Informações de carácter histórico:

Segundo documentação existente sobre o lugar desde 1368 (reinado de D. Fernando), o nome original da povoação seria Quinta de Ilhas.
Quinta de Ilhas abrangia uma área geográfica extensa correspondente a uma parte da actual freguesia de Santo Isidoro.
Pensa-se que Quinta de Ilhas tenha sido dividida em duas partes: uma pertencendo à coroa, que a doou a João Gonçalves - o Cavaleiro, o qual depois a passou ao Convento de S.Domingos. Outra pertencendo ao Duque de Bragança D.Jaime, continuando depois com os Condes da Ericeira e Louriçal, e depois com os Condes de Lumiares, os seus senhores directos até 6 de Abril de 1881, altura em que a vendem a Manuel da Silva Gamanho, proprietário e residente na Fonte Boa da Brincosa. Os registos paroquiais de Santo Isidoro revelam que o nome actual remonta
ao início do século XVII.
Pensa-se que a designação de Paço esteja associada à existência de um antigo Paço cujas ruínas ainda persistem apresentando cantarias de estilo manuelino.
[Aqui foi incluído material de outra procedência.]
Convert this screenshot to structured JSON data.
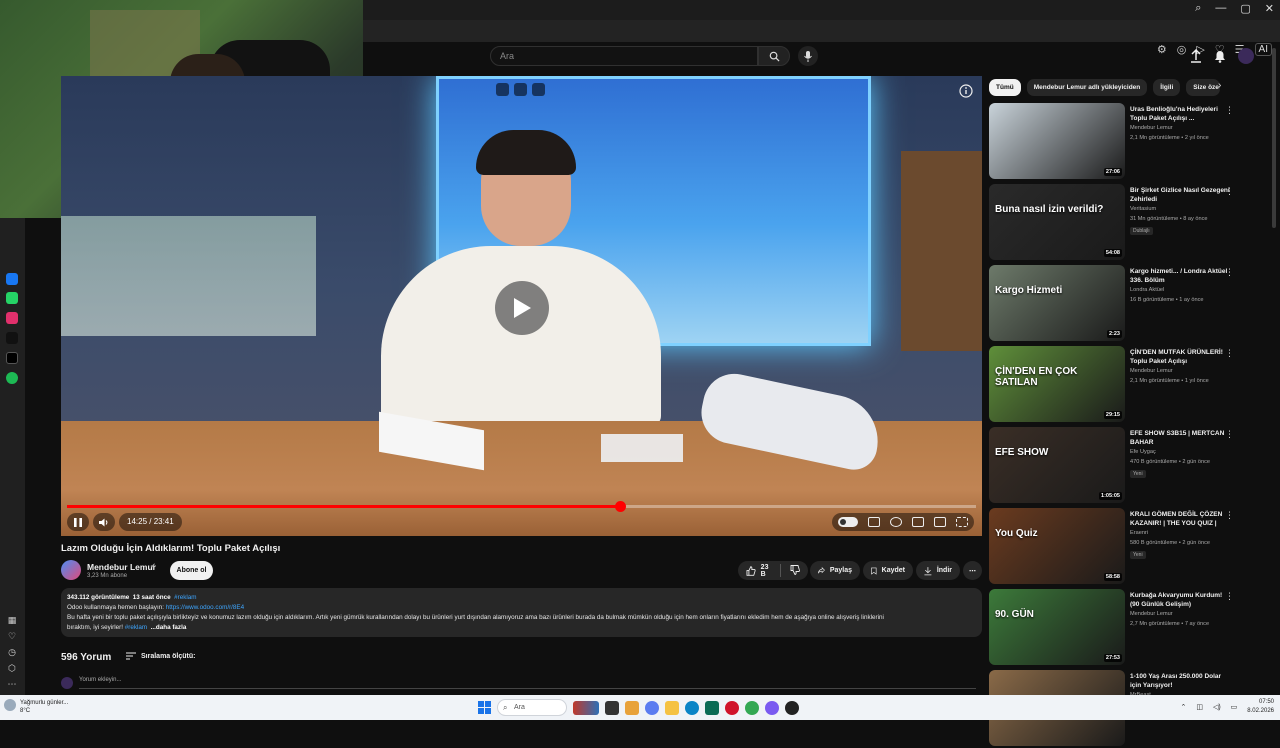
{
  "window": {
    "controls": [
      "—",
      "▢",
      "✕"
    ],
    "ai_badge": "AI"
  },
  "search": {
    "placeholder": "Ara"
  },
  "player": {
    "time": "14:25 / 23:41",
    "progress_fraction": 0.6088
  },
  "video": {
    "title": "Lazım Olduğu İçin Aldıklarım! Toplu Paket Açılışı",
    "channel": "Mendebur Lemur",
    "subscribers": "3,23 Mn abone",
    "subscribe_label": "Abone ol",
    "likes": "23 B",
    "share_label": "Paylaş",
    "save_label": "Kaydet",
    "download_label": "İndir"
  },
  "description": {
    "views": "343.112 görüntüleme",
    "age": "13 saat önce",
    "hashtag": "#reklam",
    "sponsor_text": "Odoo kullanmaya hemen başlayın: ",
    "sponsor_link": "https://www.odoo.com/r/8E4",
    "body": "Bu hafta yeni bir toplu paket açılışıyla birlikteyiz ve konumuz lazım olduğu için aldıklarım. Artık yeni gümrük kurallarından dolayı bu ürünleri yurt dışından alamıyoruz ama bazı ürünleri burada da bulmak mümkün olduğu için hem onların fiyatlarını ekledim hem de aşağıya online alışveriş linklerini",
    "body2": "bıraktım, iyi seyirler! ",
    "hashtag2": "#reklam",
    "more": "...daha fazla"
  },
  "comments": {
    "count": "596 Yorum",
    "sort_label": "Sıralama ölçütü:",
    "placeholder": "Yorum ekleyin..."
  },
  "chips": [
    "Tümü",
    "Mendebur Lemur adlı yükleyiciden",
    "İlgili",
    "Size öze"
  ],
  "recommendations": [
    {
      "title": "Uras Benlioğlu'na Hediyeleri Toplu Paket Açılışı ...",
      "channel": "Mendebur Lemur",
      "meta": "2,1 Mn görüntüleme • 2 yıl önce",
      "duration": "27:06",
      "badge": "",
      "thumb": "#c9d3da"
    },
    {
      "title": "Bir Şirket Gizlice Nasıl Gezegeni Zehirledi",
      "channel": "Veritasium",
      "meta": "31 Mn görüntüleme • 8 ay önce",
      "duration": "54:08",
      "badge": "Dublajlı",
      "thumb": "#2a2a2a",
      "overlay": "Buna nasıl izin verildi?"
    },
    {
      "title": "Kargo hizmeti... / Londra Aktüel 336. Bölüm",
      "channel": "Londra Aktüel",
      "meta": "16 B görüntüleme • 1 ay önce",
      "duration": "2:23",
      "badge": "",
      "thumb": "#6d7a6a",
      "overlay": "Kargo Hizmeti"
    },
    {
      "title": "ÇİN'DEN MUTFAK ÜRÜNLERİ! Toplu Paket Açılışı",
      "channel": "Mendebur Lemur",
      "meta": "2,1 Mn görüntüleme • 1 yıl önce",
      "duration": "29:15",
      "badge": "",
      "thumb": "#5f8f3a",
      "overlay": "ÇİN'DEN EN ÇOK SATILAN"
    },
    {
      "title": "EFE SHOW S3B15 | MERTCAN BAHAR",
      "channel": "Efe Uygaç",
      "meta": "470 B görüntüleme • 2 gün önce",
      "duration": "1:05:05",
      "badge": "Yeni",
      "thumb": "#3a2e26",
      "overlay": "EFE SHOW"
    },
    {
      "title": "KRALI GÖMEN DEĞİL ÇÖZEN KAZANIR! | THE YOU QUIZ |",
      "channel": "Eraenri",
      "meta": "580 B görüntüleme • 2 gün önce",
      "duration": "58:58",
      "badge": "Yeni",
      "thumb": "#6b3b1f",
      "overlay": "You Quiz"
    },
    {
      "title": "Kurbağa Akvaryumu Kurdum! (90 Günlük Gelişim)",
      "channel": "Mendebur Lemur",
      "meta": "2,7 Mn görüntüleme • 7 ay önce",
      "duration": "27:53",
      "badge": "",
      "thumb": "#3c7a3a",
      "overlay": "90. GÜN"
    },
    {
      "title": "1-100 Yaş Arası 250.000 Dolar için Yarışıyor!",
      "channel": "MrBeast",
      "meta": "",
      "duration": "",
      "badge": "",
      "thumb": "#8a6a48"
    }
  ],
  "taskbar": {
    "weather_line1": "Yağmurlu günler...",
    "weather_line2": "8°C",
    "search_label": "Ara",
    "time": "07:50",
    "date": "8.02.2026"
  },
  "colors": {
    "accent": "#ff0000",
    "link": "#3ea6ff",
    "bg": "#0f0f0f"
  },
  "icons": [
    "search-icon",
    "mic-icon",
    "upload-icon",
    "bell-icon",
    "play-icon",
    "pause-icon",
    "volume-icon",
    "like-icon",
    "dislike-icon",
    "share-icon",
    "save-icon",
    "download-icon",
    "more-icon",
    "info-icon",
    "sort-icon",
    "chevron-right-icon",
    "windows-start-icon"
  ]
}
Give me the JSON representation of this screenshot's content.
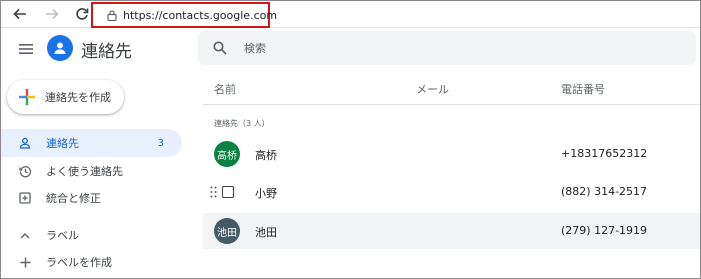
{
  "browser": {
    "url": "https://contacts.google.com",
    "icons": [
      "back-arrow-icon",
      "forward-arrow-icon",
      "reload-icon",
      "lock-icon"
    ]
  },
  "app": {
    "title": "連絡先",
    "search_placeholder": "検索",
    "create_label": "連絡先を作成"
  },
  "sidebar": {
    "items": [
      {
        "label": "連絡先",
        "icon": "person-icon",
        "count": "3",
        "active": true
      },
      {
        "label": "よく使う連絡先",
        "icon": "history-icon"
      },
      {
        "label": "統合と修正",
        "icon": "merge-icon"
      },
      {
        "label": "ラベル",
        "icon": "chevron-up-icon"
      },
      {
        "label": "ラベルを作成",
        "icon": "plus-icon"
      }
    ]
  },
  "table": {
    "headers": {
      "name": "名前",
      "email": "メール",
      "phone": "電話番号"
    },
    "section_label": "連絡先（3 人）",
    "rows": [
      {
        "avatar_text": "高桥",
        "avatar_color": "#0b8043",
        "name": "高桥",
        "phone": "+18317652312"
      },
      {
        "avatar_text": "",
        "name": "小野",
        "phone": "(882) 314-2517"
      },
      {
        "avatar_text": "池田",
        "avatar_color": "#455a64",
        "name": "池田",
        "phone": "(279) 127-1919"
      }
    ]
  },
  "colors": {
    "accent": "#1a73e8",
    "url_highlight": "#d4141b",
    "active_nav_bg": "#e8f0fe"
  }
}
Junto às ruínas do Paço existe uma pequena capela dedicada a S.Sebastião.

Informações de carácter arqueológico:

Foram encontrados na zona achados arqueológicos que remontam à época romana, que apontam para que a região tenha sido um importante centro agrícola, com uma ocupação humana intensiva. Terá sido uma vila rústica entre o século I e V, onde se centralizava o movimento sócio-económico da região com base em actividades agro-marítimas.
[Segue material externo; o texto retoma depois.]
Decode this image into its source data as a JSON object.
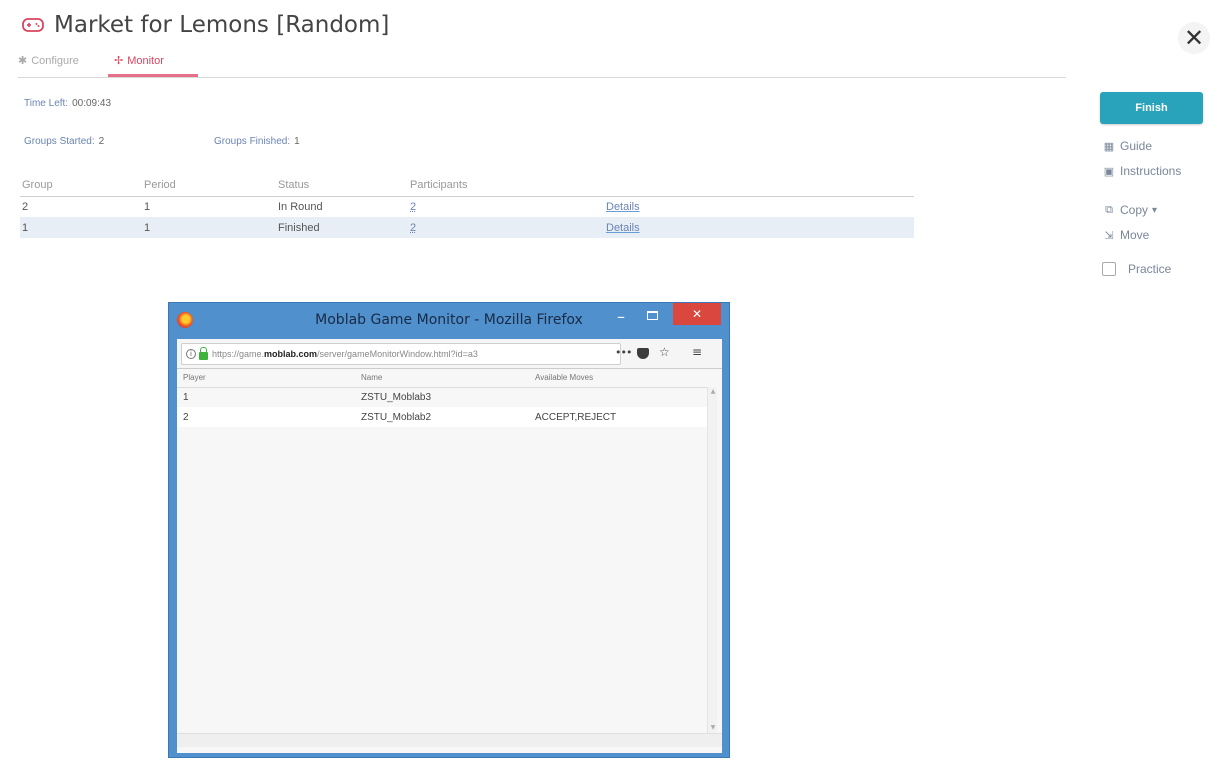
{
  "header": {
    "title": "Market for Lemons [Random]",
    "icon": "gamepad-icon",
    "accent_color": "#d9455f"
  },
  "tabs": [
    {
      "label": "Configure",
      "icon": "wrench-icon",
      "active": false
    },
    {
      "label": "Monitor",
      "icon": "pulse-icon",
      "active": true
    }
  ],
  "stats": {
    "time_left_label": "Time Left:",
    "time_left_value": "00:09:43",
    "groups_started_label": "Groups Started:",
    "groups_started_value": "2",
    "groups_finished_label": "Groups Finished:",
    "groups_finished_value": "1"
  },
  "group_table": {
    "headers": [
      "Group",
      "Period",
      "Status",
      "Participants"
    ],
    "rows": [
      {
        "group": "2",
        "period": "1",
        "status": "In Round",
        "participants": "2",
        "details": "Details"
      },
      {
        "group": "1",
        "period": "1",
        "status": "Finished",
        "participants": "2",
        "details": "Details"
      }
    ]
  },
  "sidebar": {
    "finish_label": "Finish",
    "finish_color": "#29a3bc",
    "guide_label": "Guide",
    "instructions_label": "Instructions",
    "copy_label": "Copy",
    "move_label": "Move",
    "practice_label": "Practice"
  },
  "firefox": {
    "window_title": "Moblab Game Monitor - Mozilla Firefox",
    "url_prefix": "https://game.",
    "url_host": "moblab.com",
    "url_rest": "/server/gameMonitorWindow.html?id=a3",
    "monitor_table": {
      "headers": [
        "Player",
        "Name",
        "Available Moves"
      ],
      "rows": [
        {
          "player": "1",
          "name": "ZSTU_Moblab3",
          "moves": ""
        },
        {
          "player": "2",
          "name": "ZSTU_Moblab2",
          "moves": "ACCEPT,REJECT"
        }
      ]
    }
  }
}
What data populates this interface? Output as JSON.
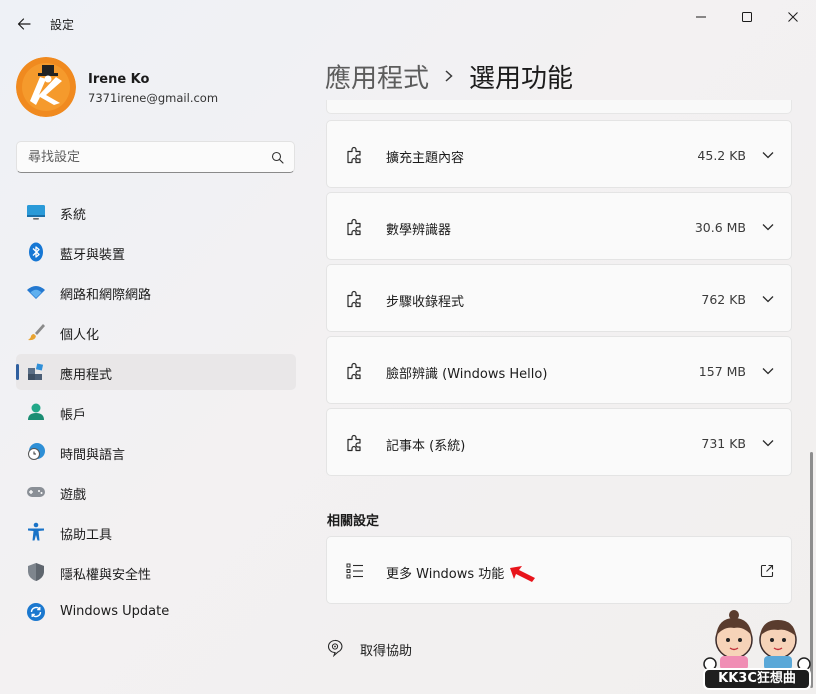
{
  "window": {
    "title": "設定"
  },
  "profile": {
    "name": "Irene Ko",
    "email": "7371irene@gmail.com"
  },
  "search": {
    "placeholder": "尋找設定"
  },
  "sidebar": {
    "items": [
      {
        "label": "系統",
        "icon": "system-icon",
        "selected": false
      },
      {
        "label": "藍牙與裝置",
        "icon": "bluetooth-icon",
        "selected": false
      },
      {
        "label": "網路和網際網路",
        "icon": "wifi-icon",
        "selected": false
      },
      {
        "label": "個人化",
        "icon": "brush-icon",
        "selected": false
      },
      {
        "label": "應用程式",
        "icon": "apps-icon",
        "selected": true
      },
      {
        "label": "帳戶",
        "icon": "account-icon",
        "selected": false
      },
      {
        "label": "時間與語言",
        "icon": "time-language-icon",
        "selected": false
      },
      {
        "label": "遊戲",
        "icon": "gamepad-icon",
        "selected": false
      },
      {
        "label": "協助工具",
        "icon": "accessibility-icon",
        "selected": false
      },
      {
        "label": "隱私權與安全性",
        "icon": "shield-icon",
        "selected": false
      },
      {
        "label": "Windows Update",
        "icon": "windows-update-icon",
        "selected": false
      }
    ]
  },
  "breadcrumb": {
    "parent": "應用程式",
    "current": "選用功能"
  },
  "features": [
    {
      "name": "擴充主題內容",
      "size": "45.2 KB"
    },
    {
      "name": "數學辨識器",
      "size": "30.6 MB"
    },
    {
      "name": "步驟收錄程式",
      "size": "762 KB"
    },
    {
      "name": "臉部辨識 (Windows Hello)",
      "size": "157 MB"
    },
    {
      "name": "記事本 (系統)",
      "size": "731 KB"
    }
  ],
  "related": {
    "title": "相關設定",
    "more_windows_features": "更多 Windows 功能"
  },
  "help": {
    "label": "取得協助"
  },
  "watermark": {
    "text": "KK3C狂想曲"
  },
  "colors": {
    "accent": "#2f5f9f",
    "annotation_arrow": "#e8141b"
  }
}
Os achados arqueológicos sugerem ainda que poderá existir uma necrópole romana em Paço d´Ilhas. Esta suposição manifesta-se nas lendas que ainda hoje se ouvem contar pela população mais velha: associação das curujas ás almas dos incinerados da referida necrópole. Outra lenda expressa pela população é a atribuição de uma origem mourisca às ruínas do Paço d´Ilhas, como se tratando de um palácio Mulçumano. Quando à veracidade da lenda há dúvidas, uma vez que há testemunho que apontam para que o edifício remonte ao início do século XVI. No entanto, a hipótese não é totalmente posta de lado, visto que o edifício pode ter sido construído sobre outra obra mais antiga, mas sobre esta possibilidade ainda não foi feito nenhum estudo.